We review chancery cases de novo, but we will only reverse if the trial court's findings are clearly erroneous or clearly against the preponderance of the evidence. Ford v. Ford, 347 Ark. 485, 65 S.W.3d 432 (2002). A finding is clearly erroneous when the reviewing court, on the entire evidence, is left with the definite and firm conviction that a mistake has been committed. Id. We give due deference to the trial court's superior position to determine the credibility of the witnesses and the weight to be given their testimony. Id. In a child-support determination, the amount of child support lies within the sound discretion of the trial court, and the lower court's findings will not be reversed absent an abuse of discretion. Akins v. Mofield, 355 Ark. 215, 132 S.W.3d 760 (2003); McWhorter v. McWhorter, 346 Ark. 475, 58 S.W.3d 840 (2001). However, a trial court's conclusions of law are given no deference on appeal. Akins, supra.
The first issue raised in Suzanne's appeal is that the trial court's March 15, 2005, order fails to comply with the plain language of Administrative Order No. 10, which provides, in relevant part, as follows:
All orders granting or modifying child support (including agreed orders) shall contain the court's determination of the payor's income, recite the amount of support required under the guidelines, and recite whether the court deviated from the Family Support Chart. If the order varies from the guidelines, it shall include a justification of why the order varies as may be permitted under Section V hereinafter. It shall be sufficient in a particular case to rebut the presumption that the amount of child support calculated pursuant to the Family Support Chart is correct, if the court enters in the case a specific written finding within the Order that the amount so calculated, after consideration of all relevant factors, including the best interests of the child, is unjust or inappropriate.
Admin. Order No. 10, Section I (emphasis added).

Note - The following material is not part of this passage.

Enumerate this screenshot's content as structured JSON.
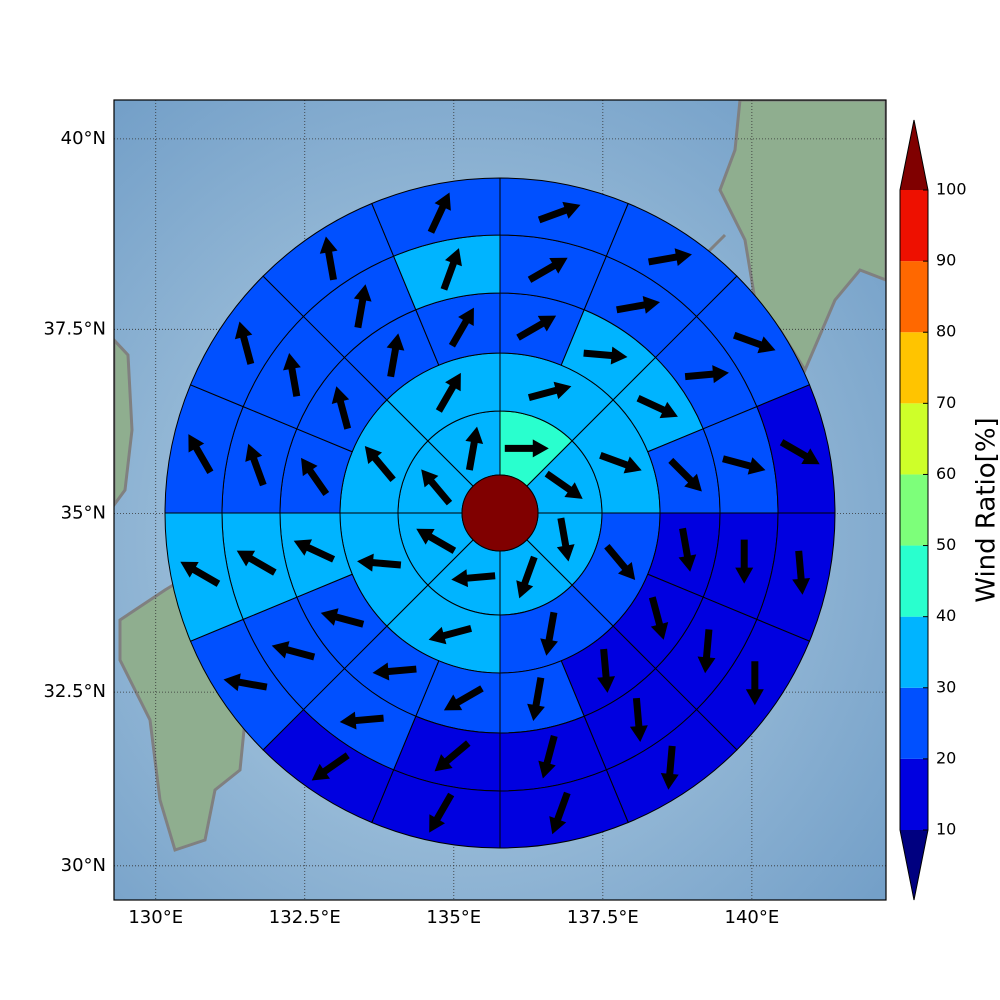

This court has stated that a trial court " is required to reference to the child-support chart[.]" Akins, 355 Ark. at 222, 132 S.W.3d at 763 (emphasis added); see also Ford v. Ford, supra; Smith v. Smith, 337 Ark. 58, 990 S.W.2d 550 (1999). Here, however, the portion of the trial court's order establishing child support stated only that "[t]he Petition of the Plaintiff to modify support is granted. Based on the evidence received, the support obligation of the Defendant is and shall be $1,850 per month, beginning March 1, 2005." Because of the trial court's failure to comply with Administrative Order No. 10, Section I, we must reverse and remand this case for entry of an order that complies with that Order.
In view of this disposition, it would be premature for the court to address the issue of whether Steve, as the sole owner of a Subchapter S corporation, should be deemed a "non-salaried" or "self-employed" payor for child support purposes. Thus, we decline to decide that issue at this time.